Marching on weekends does little to disrupt the regular flow of life in the United States of America, nothing really to pinch where it might be felt. It seems to me that the remedies called for by the behavior of the new administration must be more radical, something that really causes those making the misery know that there are consequences for what they are doing. Donald will not be moved by marches—the very big one a few weeks ago, it seems, did nothing to cause him even to publically acknowledge that there is legitimate descent. He, I think we have good reason to believe, watched the “reporting” on Fox News and listened not to what those demonstrating were saying. The Muslim-not-a-ban ban came within days of the marches! And so did the attack on the Johnson Act. He did not pull any of his candidates for cabinet posts and he nominated to the Supreme Court a person who, it seems, is not of the sort that will preserve the rights of women.
My ideas for action are not going to be taken seriously, I can tell. A general strike is probably out of the question-maybe not, maybe there are people working to bring about just a thing. If anyone knows of people working on bringing about such action, let me know. As I think I said earlier, the economy is what the United States of America is about and its disruption would truly shock the nation and those currently holding power including those who so many are depending upon who will probably do hardly anything but enunciate a word or two connoting radicalism but who really are really too happy with the status quo to actually do anything radical about Donald Trump and what is looking to be the sealing of the deal for those who have been pushing a radical rightwing agenda for a very long time, an agenda that has pushed the old party that had pretentions of leftness so far to the right of center that there is no viable party in existence that is more concerned with the process of humanization than with insuring that those with lots and lots of money are able to make lots and lots of money.
The only radical movement with viability now is the movement represented by the current administration, its top advisor a straight out and proud advocate for a politics of exclusion who wishes to punish those who disagree with him. What kind of march is going to move this guy toward a humane sense of how things should operate? What is it that he and those who support his ideas take from marches by the opposition?
In many of my much too long (it seems) posts to Facebook I have complained about “liberal,” in its most visible forms, having become neoliberalism. That is what I saw when Hillary Clinton became the only candidate allowed to vie against Donald Trump and there is ever so much available if one wishes to look to show that no true liberal was she, not at all one to go after the corporate-religious coalition that she was running against. Mr. Bannon, by the way, is both a corporatist and a religionist, the latter the most dangerous aspect of him as it fuels his racism and his desire to purify the nation by pushing all who are not white and Christian into obscurity.
The problem, really, is us, we who may have a scintilla of good sense left in us, we who really do want a society that is fair to all and equitable, that works to insure that our humanity is respected, that the phrase in the Declaration that states that “all men [sic] are created equal and therefore, just by the fact that they are human, by nature have a right to life, liberty, and the pursuit of happiness.
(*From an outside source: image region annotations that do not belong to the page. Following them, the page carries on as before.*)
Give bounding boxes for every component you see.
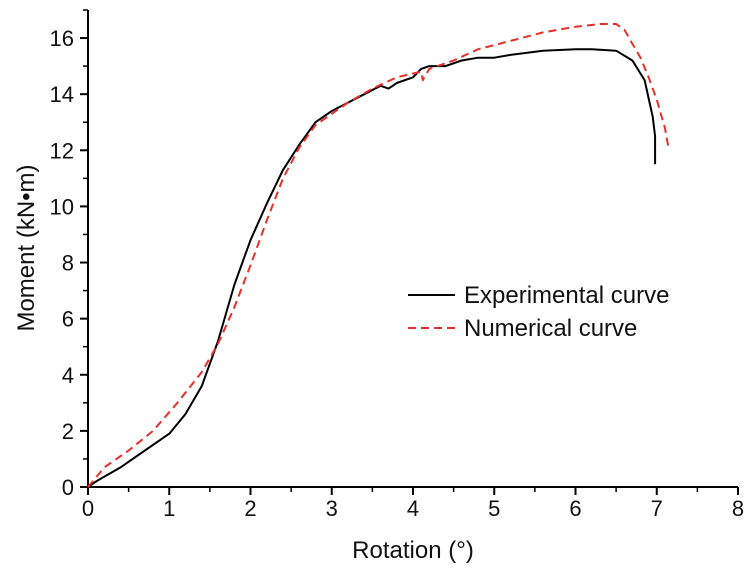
x-tick-label: 2 [244,496,256,521]
y-tick-label: 8 [62,251,74,276]
x-tick-label: 6 [569,496,581,521]
y-tick-label: 10 [50,194,74,219]
y-tick-label: 14 [50,82,74,107]
x-tick-label: 8 [732,496,744,521]
x-tick-label: 4 [407,496,419,521]
x-axis-ticks: 0 1 2 3 4 5 6 7 8 [82,487,744,521]
y-tick-label: 16 [50,26,74,51]
y-tick-label: 4 [62,363,74,388]
y-axis-ticks: 0 2 4 6 8 10 12 14 16 [50,9,88,500]
y-tick-label: 0 [62,475,74,500]
x-tick-label: 0 [82,496,94,521]
x-tick-label: 5 [488,496,500,521]
y-tick-label: 6 [62,307,74,332]
x-tick-label: 3 [326,496,338,521]
y-tick-label: 2 [62,419,74,444]
x-tick-label: 1 [163,496,175,521]
x-tick-label: 7 [651,496,663,521]
legend-label-numerical: Numerical curve [464,315,637,342]
x-axis-label: Rotation (°) [352,537,474,564]
legend: Experimental curve Numerical curve [408,282,669,342]
experimental-curve-line [87,48,657,488]
y-tick-label: 12 [50,138,74,163]
legend-label-experimental: Experimental curve [464,282,669,309]
series-layer [87,23,670,488]
numerical-curve-line [87,23,670,488]
y-axis-label: Moment (kN•m) [13,164,40,331]
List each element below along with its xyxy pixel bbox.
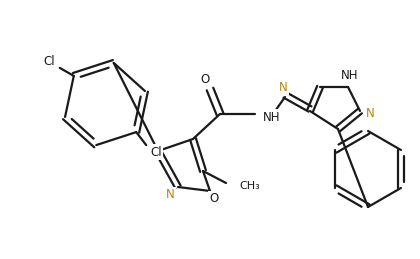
Text: NH: NH (263, 111, 281, 124)
Text: O: O (210, 192, 219, 205)
Text: O: O (200, 73, 210, 85)
Text: CH₃: CH₃ (239, 181, 260, 191)
Text: Cl: Cl (150, 146, 162, 159)
Text: Cl: Cl (43, 55, 55, 68)
Text: N: N (165, 189, 174, 202)
Text: N: N (278, 81, 287, 93)
Text: NH: NH (341, 68, 359, 82)
Text: N: N (366, 106, 374, 119)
That the corporatist-religious agenda gets in the way of ALL people being afford what is, by nature, theirs, because it is about some being able to get much more at the expense of a good many, a good number of these not having enough (education, health care, income that allows for the happiness), the religious part justifying the selfishness of the corporatist (capitalist) system so that those who enjoy the benefit have God as good reason for not engaging in the kind of introspection that might help them understand that the system is truly harsh and patently unfair.
I begin to sound like a commie, don’t I? And my railings against the democratic party and its neo-liberal tendencies the bashing of the best choice we have. So be it. Until those opposed to Trump begin to understand what the effective preventative against the full-on from the right take-over of the United States (the talk in right-wing think-tanks starting as far back as the Reagan era was to build the permanent republican majority, one that is harshly corporatist/religious) is something, as Mr. Sanders pointed out, pretty radical seeming to those relatively content with the status quo, an agenda that is based in redistribution of wealth and the undermining of magical thinking that is sponsored by that “religious community” to which the illiberal liberals that run the democratic party constantly give praise.
And once again I am feeling something like ambivalence toward myself for, at a time when people of certain religions are being treated in terribly unfair ways (by religionists, I have to say) here I am, again, saying that religion is a problem. It is, a problem, and that one group of religionist would ban another group on the basis of religious belief is, for me, not only a sign of the problematic nature of religion but also significant because it reflects how crazily important religion is our world, how belief in fantastical things affects the ways in which deal with one another.
Shut it down! And march? Shut it down with marches?